“Ah, ha! Police spies—four of ’em!” he snarled. “I thought we’d be found out!”
With surprising quickness in one seemingly so aged the man slipped behind the girls. They turned, fearing an attack, but they need have had no alarm on that score. With a quick motion the old man closed and locked the door through which they had come.
“Now you’re here—you’ll stay!” he rasped out. “On guard here, Bombee! Hist! Watch ’em!”
And, as he called, a raw-boned, half-witted boy shuffled forward, and squatted, with a horrible grin, in front of the terrified girl prisoners.

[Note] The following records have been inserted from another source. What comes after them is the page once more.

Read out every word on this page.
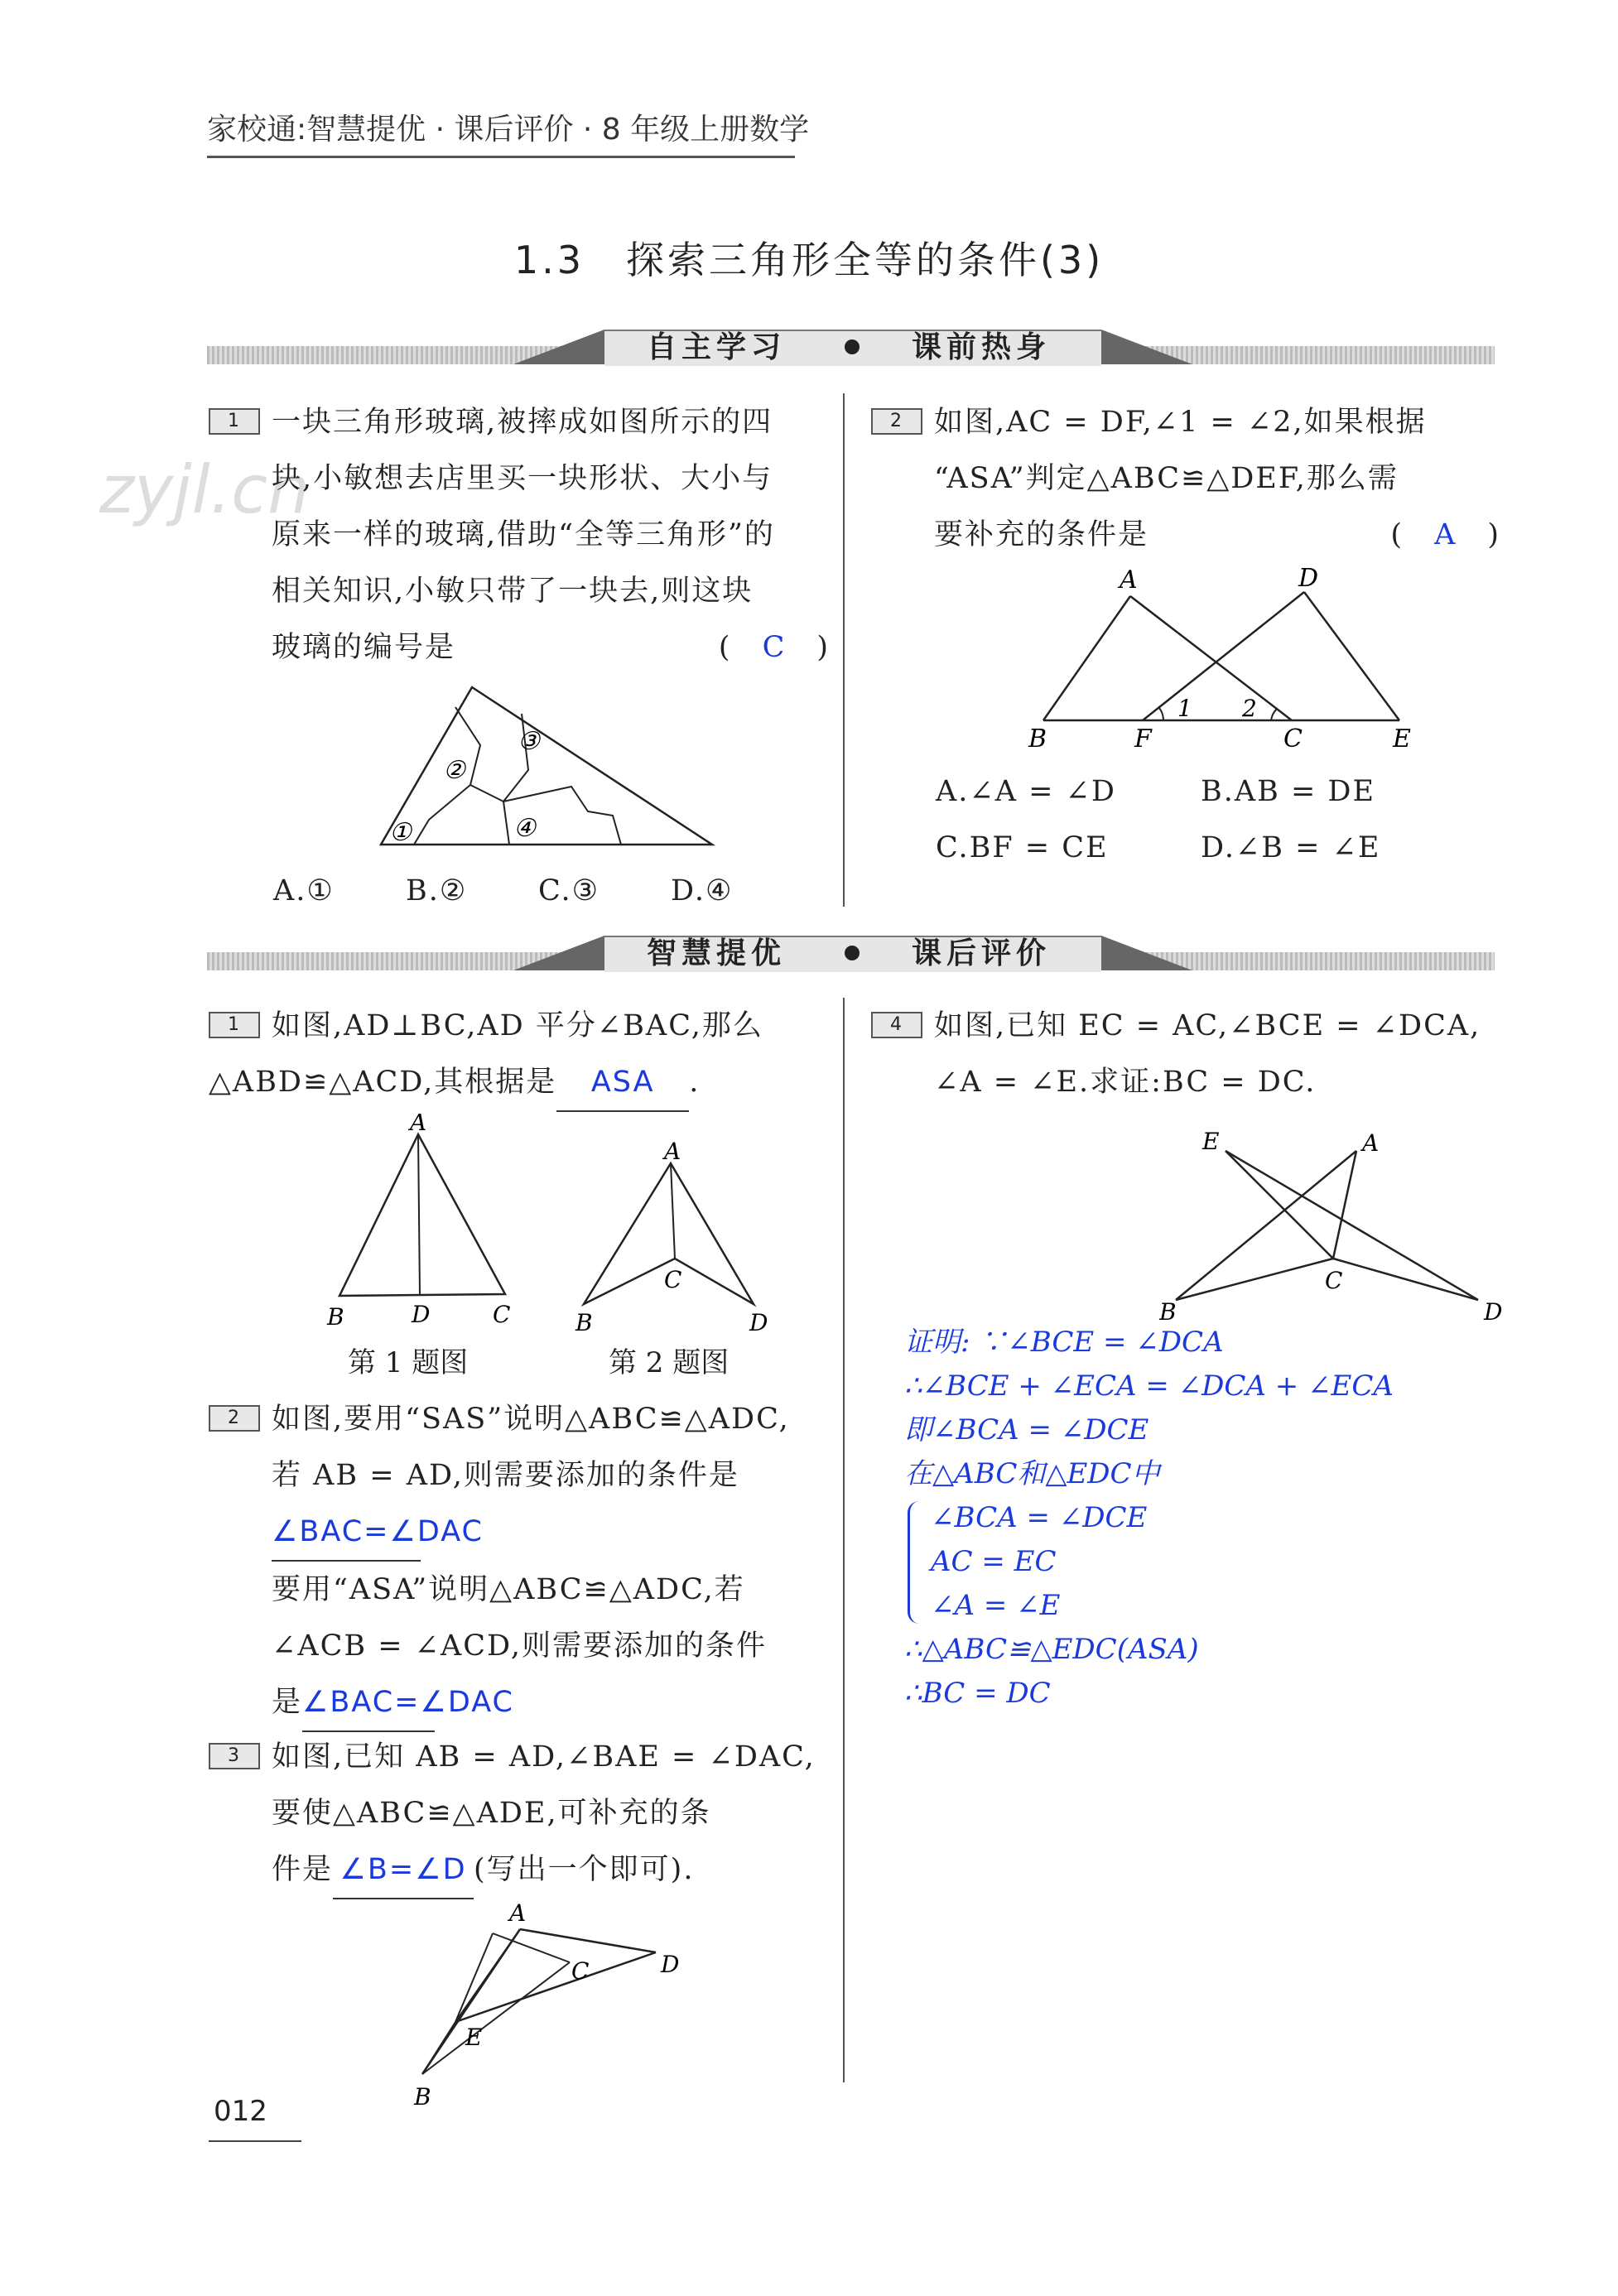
家校通:智慧提优 · 课后评价 · 8 年级上册数学
zyjl.cn
1.3　探索三角形全等的条件(3)
自主学习	课前热身
1 一块三角形玻璃,被摔成如图所示的四
块,小敏想去店里买一块形状、大小与
原来一样的玻璃,借助“全等三角形”的
相关知识,小敏只带了一块去,则这块
玻璃的编号是	(　C　)
②
③
①	④
A.① B.② C.③ D.④
2 如图,AC = DF,∠1 = ∠2,如果根据
“ASA”判定△ABC≌△DEF,那么需
要补充的条件是	(　A　)
A	D
B	F
1 2
C	E
A.∠A = ∠D	B.AB = DE
C.BF = CE	D.∠B = ∠E
智慧提优	课后评价
1 如图,AD⊥BC,AD 平分∠BAC,那么
△ABD≌△ACD,其根据是 ASA .
A
B	D	C
A
C
B	D
第 1 题图	第 2 题图
2 如图,要用“SAS”说明△ABC≌△ADC,
若 AB = AD,则需要添加的条件是
∠BAC=∠DAC
要用“ASA”说明△ABC≌△ADC,若
∠ACB = ∠ACD,则需要添加的条件
是∠BAC=∠DAC
3 如图,已知 AB = AD,∠BAE = ∠DAC,
要使△ABC≌△ADE,可补充的条
件是 ∠B=∠D (写出一个即可).
A
C	D
E
B
4 如图,已知 EC = AC,∠BCE = ∠DCA,
∠A = ∠E.求证:BC = DC.
E	A
C
B	D
证明: ∵∠BCE = ∠DCA
∴∠BCE + ∠ECA = ∠DCA + ∠ECA
即∠BCA = ∠DCE
在△ABC和△EDC中
∠BCA = ∠DCE
AC = EC
∠A = ∠E
∴△ABC≌△EDC(ASA)
∴BC = DC
012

CHAPTER XXIX—TO THE RESCUE
Jack and his two chums, waiting in the dark of the cave, wondered who it was approaching. They had guessed it would prove to be the two men who had gone down the road shortly before in Cora’s car, but this was only a guess. And whether these two were the same men who had first taken the machine was, of course, only a conjecture.
“What’ll we do, Jack?” whispered Paul, from behind a barrel where he was crouching. “Jump out on ’em?”
“No,” was the answer. “Not at first. Let’s see what their game is and then we’ll have better evidence against them. Just lie low and wait.”
“Here they come!” cautioned Walter.
The sound of the footsteps and of the voices was nearer now, and presently the boys saw the glimmering reflection of light on the rocky and dirt sides of the cave.